Brazil inflation undershoots forecasts, fuelling bets on BCB rate cut and weaker real

    by VT Markets
    /
    May 12, 2026

    Brazil’s IPCA inflation rate in April came in below forecasts. The expected rate was 0.7%.

    The actual IPCA inflation rate recorded was 0.67%. This result was 0.03 percentage points lower than the forecast.

    Implications For Monetary Policy

    With April’s inflation coming in at 0.67%, slightly below expectations, we see a clear signal for the Banco Central do Brasil (BCB) to soften its stance. This data point reinforces the view that the aggressive tightening cycle we saw through 2025 has successfully curbed price pressures. The door is now opening for the first interest rate cut of the year.

    We should immediately look at buying front-month DI interest rate futures, as the market will quickly price in a higher probability of a cut at the next Copom meeting. Current market pricing, which showed a 40% chance of a cut last week, will likely jump to over 70% on this news. This is a significant shift from the hawkish hold we experienced in the final quarter of 2025.

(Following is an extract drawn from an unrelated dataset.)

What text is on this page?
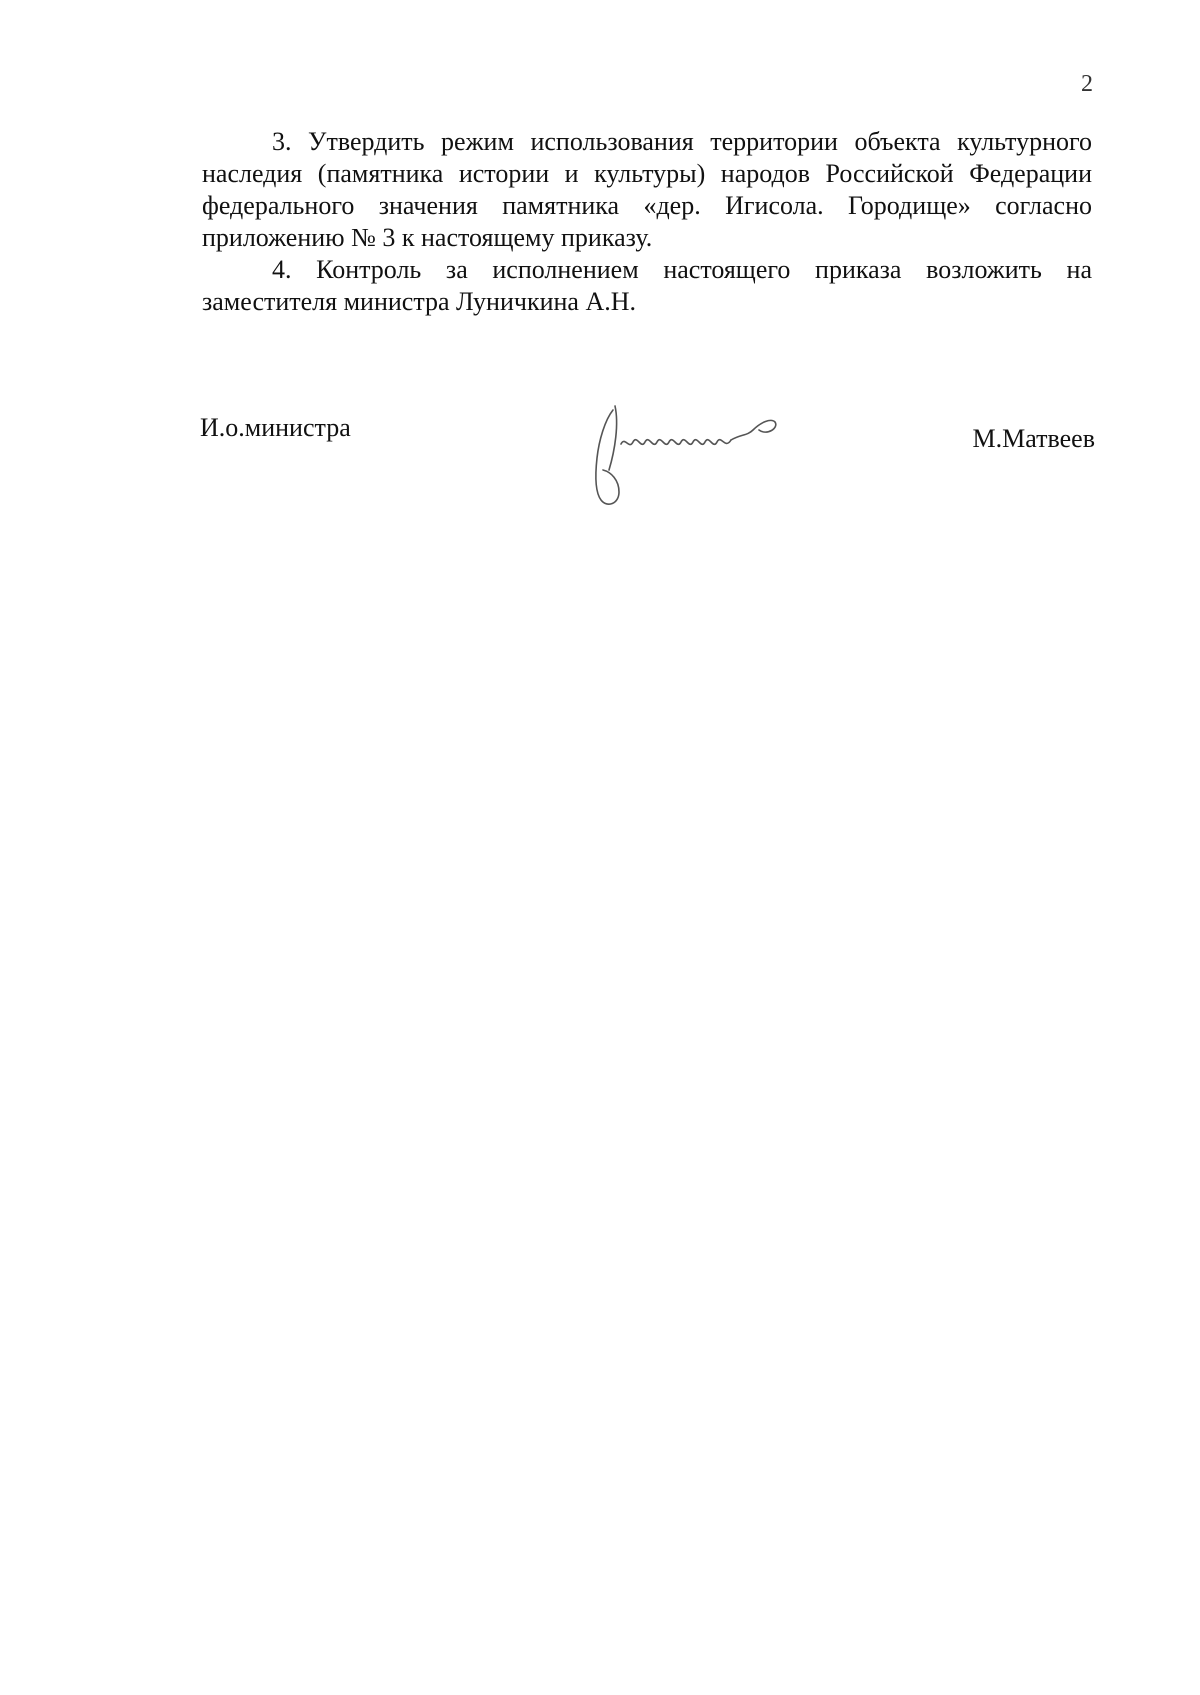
2

3. Утвердить режим использования территории объекта культурного наследия (памятника истории и культуры) народов Российской Федерации федерального значения памятника «дер. Игисола. Городище» согласно приложению № 3 к настоящему приказу.

4. Контроль за исполнением настоящего приказа возложить на заместителя министра Луничкина А.Н.

И.о.министра	М.Матвеев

    This dovish turn will likely put pressure on the Brazilian Real, especially with the US Federal Reserve holding rates steady. We are positioning for this by buying USD/BRL call options with a two-month expiry, targeting a move towards 5.30. As of May 2026, foreign portfolio flows into Brazil have slowed by 15% year-over-year, and this news will only accelerate that trend.

    For the equity market, lower rate expectations are a direct tailwind for the Ibovespa index. The prospect of cheaper credit boosts corporate earnings forecasts, which had been stagnant for the past two quarters. We are adding to bullish positions through call options on Ibovespa futures, anticipating the index will break its year-to-date high of 132,000 points.

    Looking back, the central bank’s policy of holding the Selic rate at 10.75% since late 2025 was a necessary measure to ensure inflation was under control. The inflation rate, which peaked near 6% during a volatile period in 2024, has now trended down consistently for three consecutive quarters. This 0.67% print confirms the disinflationary trend is intact and allows the BCB to pivot towards supporting economic growth.